これはエアコンの本体に付いているマイコンが、エラーを起こしているかもしれない。と考えた僕は電源を抜いてしばらく放置した後、電源ボタン長押ししたままコンセントに挿す。だいたいのIT機器はこの方法で初期化できるので、やってみました。だめです。熱風です。Webで型番を打ち込んで、トリセツをダウンロードし、5秒間の長押しで強制冷房モードになる、というのも知りました。だめです。

そうこうするうちに夜は2時になってきました。汗たらたらでもう諦め、エアコンの電源を抜いて窓を開け放ち、ぬるめのシャワーを何度も浴びながら、夜が明けるのを待ちました。寝られるわけがありません。寝たら熱中症で死ぬかもしれない、と本気で思いました。せめて予備に扇風機くらい買っておけば良かった、と後悔しましたが、長いサウナ状態は何時間も続きました。

なんども強調したいのですが、エアコンの冷房が効かない、のではなく、エアコンの暖房が良く効く、という状態だったのです。

今から50年ほど前、中学校の同級生の部屋がたまり場になっていて、4人も5人も入るとエアコンを全開にしても部屋か冷えませんでした。今のような高性能なエアコンではなく、冷房専用の効きの悪いクーラーでした。それでも僕たちは暑さの中で強がって、

「おう、暖房がよく効いとるやんけ!」

と表現したものでした。先生からネガティブな表現をできるだけ使わず、ポジティブな表現を使うように指導されたこともありますが、大阪人ならではのシャレの心意気が感じられるエピソードでした。

今回のエアコンの故障は、そんなコジャレた表現ではなく、文字通り暖房モードになって37度、38度まで室温を上げてくれた、笑えないエピソードです。運良く翌日には電機屋さんがきてくれて、ビーバー君を外し、Panasonicの新しいエオリアに付け替えてくれました。Alexaには細かい室温調節はせず、よほど暑いとき、よほど寒いときのみエアコンに指示を出すように設定しました。

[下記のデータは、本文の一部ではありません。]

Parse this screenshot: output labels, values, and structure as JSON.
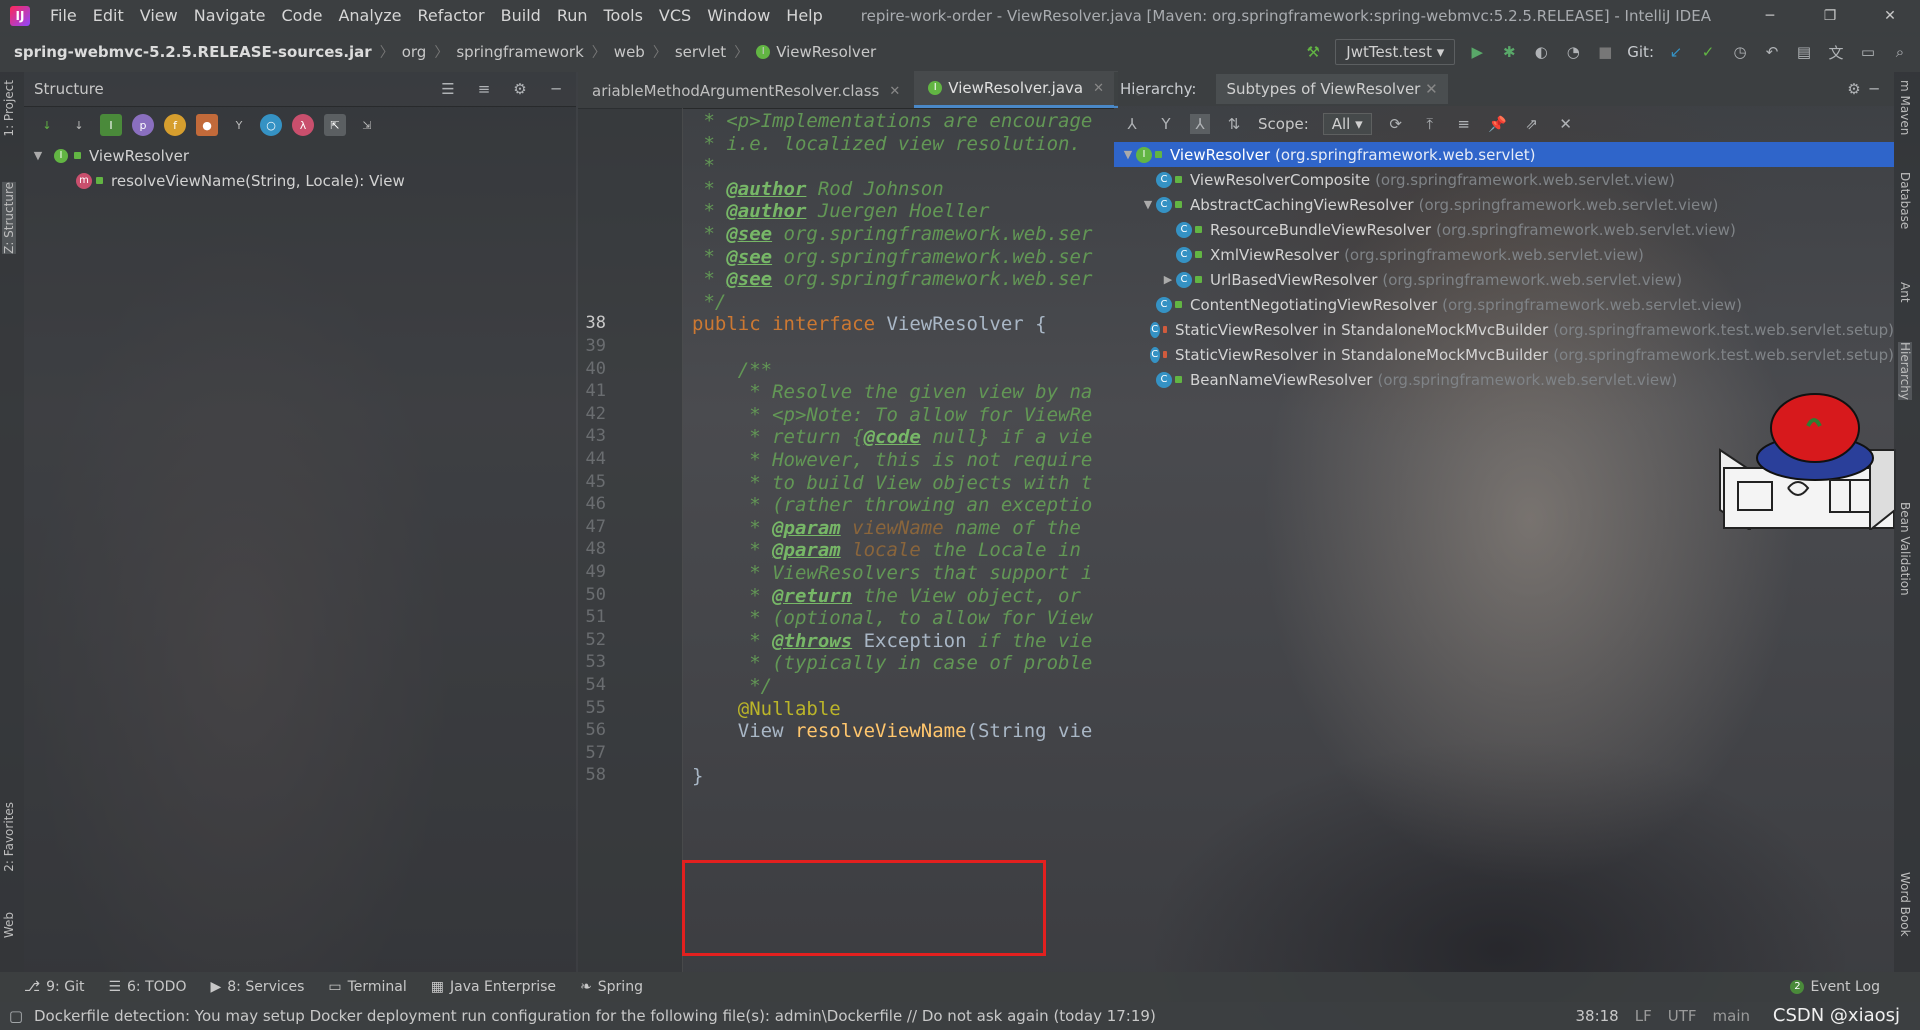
{
  "app": {
    "menu": [
      "File",
      "Edit",
      "View",
      "Navigate",
      "Code",
      "Analyze",
      "Refactor",
      "Build",
      "Run",
      "Tools",
      "VCS",
      "Window",
      "Help"
    ],
    "window_title": "repire-work-order - ViewResolver.java [Maven: org.springframework:spring-webmvc:5.2.5.RELEASE] - IntelliJ IDEA"
  },
  "nav": {
    "crumbs": [
      "spring-webmvc-5.2.5.RELEASE-sources.jar",
      "org",
      "springframework",
      "web",
      "servlet",
      "ViewResolver"
    ],
    "run_config": "JwtTest.test",
    "git_label": "Git:"
  },
  "left_strip": {
    "project": "1: Project",
    "structure": "Z: Structure",
    "favorites": "2: Favorites",
    "web": "Web"
  },
  "structure": {
    "title": "Structure",
    "tree": [
      {
        "label": "ViewResolver"
      },
      {
        "label": "resolveViewName(String, Locale): View"
      }
    ]
  },
  "editor": {
    "tabs": [
      {
        "label": "ariableMethodArgumentResolver.class"
      },
      {
        "label": "ViewResolver.java"
      }
    ],
    "lines": [
      {
        "ln": "",
        "parts": [
          {
            "c": "doc",
            "t": " * <p>Implementations are encourage"
          }
        ]
      },
      {
        "ln": "",
        "parts": [
          {
            "c": "doc",
            "t": " * i.e. localized view resolution."
          }
        ]
      },
      {
        "ln": "",
        "parts": [
          {
            "c": "doc",
            "t": " *"
          }
        ]
      },
      {
        "ln": "",
        "parts": [
          {
            "c": "doc",
            "t": " * "
          },
          {
            "c": "tag",
            "t": "@author"
          },
          {
            "c": "doc",
            "t": " Rod Johnson"
          }
        ]
      },
      {
        "ln": "",
        "parts": [
          {
            "c": "doc",
            "t": " * "
          },
          {
            "c": "tag",
            "t": "@author"
          },
          {
            "c": "doc",
            "t": " Juergen Hoeller"
          }
        ]
      },
      {
        "ln": "",
        "parts": [
          {
            "c": "doc",
            "t": " * "
          },
          {
            "c": "tag",
            "t": "@see"
          },
          {
            "c": "doc",
            "t": " org.springframework.web.ser"
          }
        ]
      },
      {
        "ln": "",
        "parts": [
          {
            "c": "doc",
            "t": " * "
          },
          {
            "c": "tag",
            "t": "@see"
          },
          {
            "c": "doc",
            "t": " org.springframework.web.ser"
          }
        ]
      },
      {
        "ln": "",
        "parts": [
          {
            "c": "doc",
            "t": " * "
          },
          {
            "c": "tag",
            "t": "@see"
          },
          {
            "c": "doc",
            "t": " org.springframework.web.ser"
          }
        ]
      },
      {
        "ln": "",
        "parts": [
          {
            "c": "doc",
            "t": " */"
          }
        ]
      },
      {
        "ln": "38",
        "parts": [
          {
            "c": "kw",
            "t": "public interface "
          },
          {
            "c": "plain",
            "t": "ViewResolver {"
          }
        ]
      },
      {
        "ln": "39",
        "parts": []
      },
      {
        "ln": "40",
        "parts": [
          {
            "c": "doc",
            "t": "    /**"
          }
        ]
      },
      {
        "ln": "41",
        "parts": [
          {
            "c": "doc",
            "t": "     * Resolve the given view by na"
          }
        ]
      },
      {
        "ln": "42",
        "parts": [
          {
            "c": "doc",
            "t": "     * <p>Note: To allow for ViewRe"
          }
        ]
      },
      {
        "ln": "43",
        "parts": [
          {
            "c": "doc",
            "t": "     * return {"
          },
          {
            "c": "tag",
            "t": "@code"
          },
          {
            "c": "doc",
            "t": " null} if a vie"
          }
        ]
      },
      {
        "ln": "44",
        "parts": [
          {
            "c": "doc",
            "t": "     * However, this is not require"
          }
        ]
      },
      {
        "ln": "45",
        "parts": [
          {
            "c": "doc",
            "t": "     * to build View objects with t"
          }
        ]
      },
      {
        "ln": "46",
        "parts": [
          {
            "c": "doc",
            "t": "     * (rather throwing an exceptio"
          }
        ]
      },
      {
        "ln": "47",
        "parts": [
          {
            "c": "doc",
            "t": "     * "
          },
          {
            "c": "tag",
            "t": "@param"
          },
          {
            "c": "tagname",
            "t": " viewName"
          },
          {
            "c": "doc",
            "t": " name of the"
          }
        ]
      },
      {
        "ln": "48",
        "parts": [
          {
            "c": "doc",
            "t": "     * "
          },
          {
            "c": "tag",
            "t": "@param"
          },
          {
            "c": "tagname",
            "t": " locale"
          },
          {
            "c": "doc",
            "t": " the Locale in"
          }
        ]
      },
      {
        "ln": "49",
        "parts": [
          {
            "c": "doc",
            "t": "     * ViewResolvers that support i"
          }
        ]
      },
      {
        "ln": "50",
        "parts": [
          {
            "c": "doc",
            "t": "     * "
          },
          {
            "c": "tag",
            "t": "@return"
          },
          {
            "c": "doc",
            "t": " the View object, or"
          }
        ]
      },
      {
        "ln": "51",
        "parts": [
          {
            "c": "doc",
            "t": "     * (optional, to allow for View"
          }
        ]
      },
      {
        "ln": "52",
        "parts": [
          {
            "c": "doc",
            "t": "     * "
          },
          {
            "c": "tag",
            "t": "@throws"
          },
          {
            "c": "plain",
            "t": " Exception"
          },
          {
            "c": "doc",
            "t": " if the vie"
          }
        ]
      },
      {
        "ln": "53",
        "parts": [
          {
            "c": "doc",
            "t": "     * (typically in case of proble"
          }
        ]
      },
      {
        "ln": "54",
        "parts": [
          {
            "c": "doc",
            "t": "     */"
          }
        ]
      },
      {
        "ln": "55",
        "parts": [
          {
            "c": "ann",
            "t": "    @Nullable"
          }
        ]
      },
      {
        "ln": "56",
        "parts": [
          {
            "c": "plain",
            "t": "    View "
          },
          {
            "c": "fn",
            "t": "resolveViewName"
          },
          {
            "c": "plain",
            "t": "(String vie"
          }
        ]
      },
      {
        "ln": "57",
        "parts": []
      },
      {
        "ln": "58",
        "parts": [
          {
            "c": "plain",
            "t": "}"
          }
        ]
      }
    ]
  },
  "hierarchy": {
    "label": "Hierarchy:",
    "tab": "Subtypes of ViewResolver",
    "scope_label": "Scope:",
    "scope_value": "All",
    "rows": [
      {
        "name": "ViewResolver",
        "pkg": "(org.springframework.web.servlet)",
        "level": 0,
        "twisty": "▼",
        "selected": true,
        "access": "pub",
        "kind": "i"
      },
      {
        "name": "ViewResolverComposite",
        "pkg": "(org.springframework.web.servlet.view)",
        "level": 1,
        "twisty": "",
        "selected": false,
        "access": "pub",
        "kind": "c"
      },
      {
        "name": "AbstractCachingViewResolver",
        "pkg": "(org.springframework.web.servlet.view)",
        "level": 1,
        "twisty": "▼",
        "selected": false,
        "access": "pub",
        "kind": "c"
      },
      {
        "name": "ResourceBundleViewResolver",
        "pkg": "(org.springframework.web.servlet.view)",
        "level": 2,
        "twisty": "",
        "selected": false,
        "access": "pub",
        "kind": "c"
      },
      {
        "name": "XmlViewResolver",
        "pkg": "(org.springframework.web.servlet.view)",
        "level": 2,
        "twisty": "",
        "selected": false,
        "access": "pub",
        "kind": "c"
      },
      {
        "name": "UrlBasedViewResolver",
        "pkg": "(org.springframework.web.servlet.view)",
        "level": 2,
        "twisty": "▶",
        "selected": false,
        "access": "pub",
        "kind": "c"
      },
      {
        "name": "ContentNegotiatingViewResolver",
        "pkg": "(org.springframework.web.servlet.view)",
        "level": 1,
        "twisty": "",
        "selected": false,
        "access": "pub",
        "kind": "c"
      },
      {
        "name": "StaticViewResolver in StandaloneMockMvcBuilder",
        "pkg": "(org.springframework.test.web.servlet.setup)",
        "level": 1,
        "twisty": "",
        "selected": false,
        "access": "priv",
        "kind": "c"
      },
      {
        "name": "StaticViewResolver in StandaloneMockMvcBuilder",
        "pkg": "(org.springframework.test.web.servlet.setup)",
        "level": 1,
        "twisty": "",
        "selected": false,
        "access": "priv",
        "kind": "c"
      },
      {
        "name": "BeanNameViewResolver",
        "pkg": "(org.springframework.web.servlet.view)",
        "level": 1,
        "twisty": "",
        "selected": false,
        "access": "pub",
        "kind": "c"
      }
    ]
  },
  "right_strip": {
    "maven": "m Maven",
    "database": "Database",
    "ant": "Ant",
    "hierarchy": "Hierarchy",
    "validation": "Bean Validation",
    "wordbook": "Word Book"
  },
  "toolwindows": {
    "items": [
      "9: Git",
      "6: TODO",
      "8: Services",
      "Terminal",
      "Java Enterprise",
      "Spring"
    ],
    "event_log": "Event Log",
    "event_count": "2"
  },
  "status": {
    "message": "Dockerfile detection: You may setup Docker deployment run configuration for the following file(s): admin\\Dockerfile // Do not ask again (today 17:19)",
    "position": "38:18",
    "line_sep": "LF",
    "encoding": "UTF",
    "branch": "main"
  },
  "watermark": "CSDN @xiaosj"
}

0.5度単位で温度調節をするエオリア君は、サーモスタットを自分に任せてもらえて機嫌が良く、順調に冷房や除湿をやってくれます。何ごとも指揮命令系統はシンプルにした方がいい。船頭多くして船山に上る、ということわざがありますが、その通りです。今回の件は15年選手であるベテランのビーバー君に、新人のAlexaやSiriが、それぞれ異なる命令を出したせいだと思えてなりません。

あと、全く関係ないのですが、20年続けてきたこのブログも、デザインを全く新しいものに構築し直します。iPhoneで見られている方は気がつかないかも知れませんが、PCやMacで見ると、違いが分かると思います。とりあえず生成AIや翻訳機能、過去の記事の発掘や、セキュリティ機能を高めました。

近々ビジネス用のサイトも立ち上げる予定なので、練習の意味も兼ねて個人用のブログでHTML5やUNIX、WordPressの新機能などを勉強できたと思います。

さて僕の新しいビジネスが上手く行くかどうか。サイトを皆さまにお見せできる日が来れば、ビジネスも軌道に乗ることでしょう。